Over time, you will learn how to drop into a place of stillness and be content peacefully basking in the present moment.
8. Recover from Illness
We all need rest, whether or not you’re recovering from muscle strain, a broken bone, a bad bout of flu, or a chronic illness. Just because you’re not practicing more “active” asanas doesn’t mean you can’t benefit from yoga’s healing powers.
Restorative yoga allows you to practice when your energy is low and your body is building strength.
9. Heal Emotional Pain
Just as you need to build physical strength after illness, you need to heal emotional injuries.
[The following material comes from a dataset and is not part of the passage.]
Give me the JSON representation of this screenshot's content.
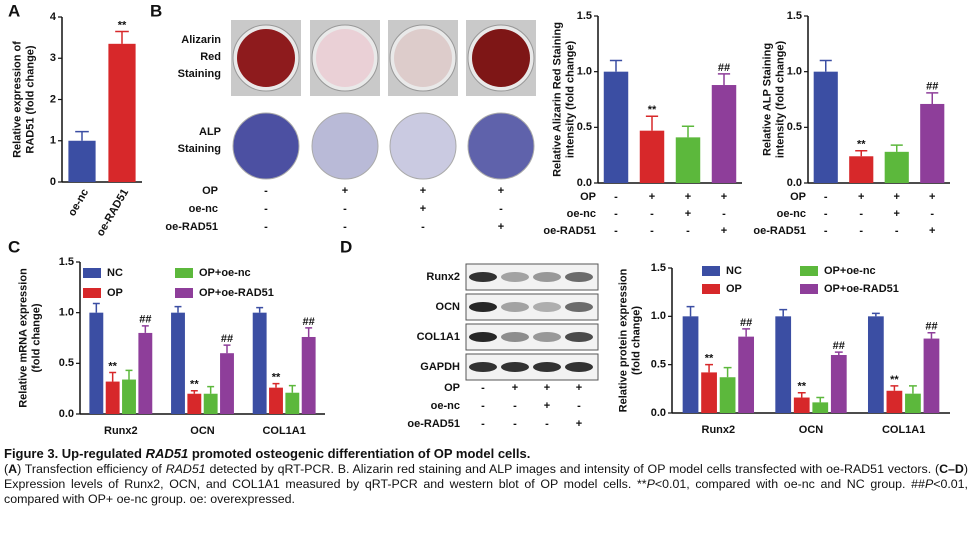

Restorative poses offer soothing care for when you are processing the loss of a loved one or a relationship, coming to terms with a change in your life, or dealing with depression or anxiety.
10. Segue to a Meditation Practice
If you want to benefit from meditation and you’re not sure how to start or how to continue, Restorative yoga provides a bridge between familiar poses and, to many, the unfamiliar and often intimidating practice of meditation.
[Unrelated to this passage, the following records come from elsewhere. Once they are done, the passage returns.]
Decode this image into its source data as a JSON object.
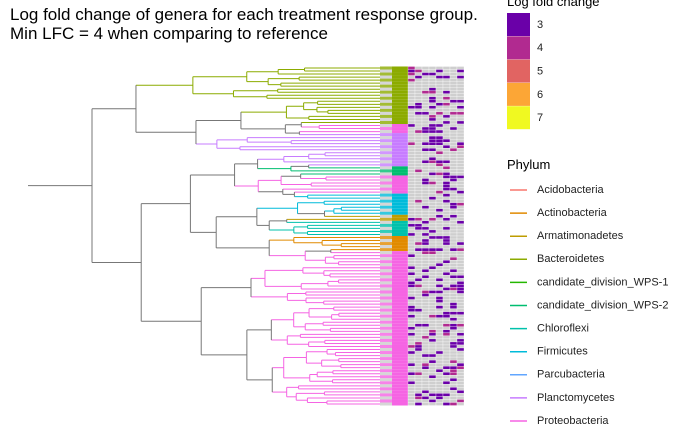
{
  "chart_data": {
    "type": "tree-heatmap",
    "title": [
      "Log fold change of genera for each treatment response group.",
      "Min LFC = 4 when comparing to reference"
    ],
    "lfc_legend": {
      "title": "Log fold change",
      "values": [
        3,
        4,
        5,
        6,
        7
      ],
      "colors": [
        "#6a00a8",
        "#b12a90",
        "#e16462",
        "#fca636",
        "#f0f921"
      ]
    },
    "phylum_legend": {
      "title": "Phylum",
      "names": [
        "Acidobacteria",
        "Actinobacteria",
        "Armatimonadetes",
        "Bacteroidetes",
        "candidate_division_WPS-1",
        "candidate_division_WPS-2",
        "Chloroflexi",
        "Firmicutes",
        "Parcubacteria",
        "Planctomycetes",
        "Proteobacteria"
      ],
      "colors": [
        "#f8766d",
        "#e18a00",
        "#be9c00",
        "#8cab00",
        "#24b700",
        "#00be70",
        "#00c1ab",
        "#00bbda",
        "#61a6ff",
        "#c77cff",
        "#f564e3"
      ]
    }
  }
}
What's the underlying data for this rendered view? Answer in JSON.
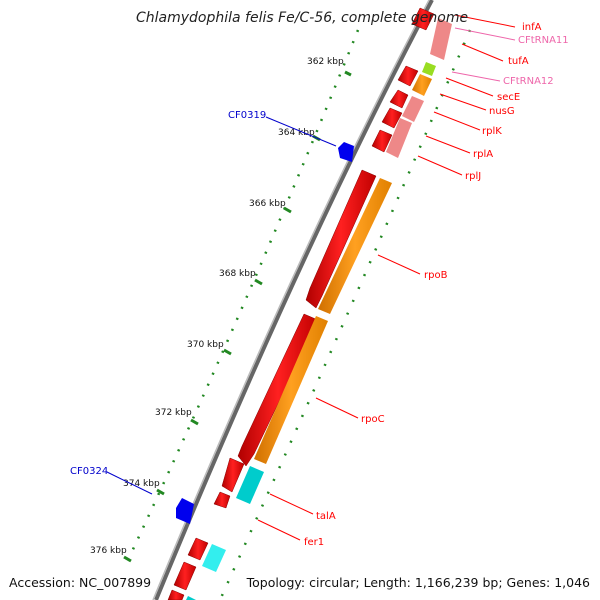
{
  "title": "Chlamydophila felis Fe/C-56, complete genome",
  "footer": {
    "accession": "Accession: NC_007899",
    "topology": "Topology: circular; Length: 1,166,239 bp; Genes: 1,046"
  },
  "scale_labels": [
    "362 kbp",
    "364 kbp",
    "366 kbp",
    "368 kbp",
    "370 kbp",
    "372 kbp",
    "374 kbp",
    "376 kbp"
  ],
  "gene_labels": {
    "infA": "infA",
    "cftrna11": "CFtRNA11",
    "tufA": "tufA",
    "cftrna12": "CFtRNA12",
    "secE": "secE",
    "nusG": "nusG",
    "rplK": "rplK",
    "rplA": "rplA",
    "rplJ": "rplJ",
    "rpoB": "rpoB",
    "rpoC": "rpoC",
    "talA": "talA",
    "fer1": "fer1",
    "cf0319": "CF0319",
    "cf0324": "CF0324"
  },
  "colors": {
    "red": "#ff0000",
    "pink": "#ee8888",
    "orange": "#ff9900",
    "cyan": "#00dddd",
    "blue": "#0000ff",
    "green_tick": "#228822",
    "trna_label": "#ee66aa",
    "backbone": "#888888"
  }
}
You may feel vulnerable, emotional or anxious when practicing Restorative yoga—this is all part of the powerful process where you create space and let go. Wearing an eye mask, wrapping yourself in a blanket, or keeping your feet up on the wall can help ground and calm you.

Some poses help your heart, some assist your lungs. Others benefit the entire body. All are nourishing and life-enhancing when practiced regularly.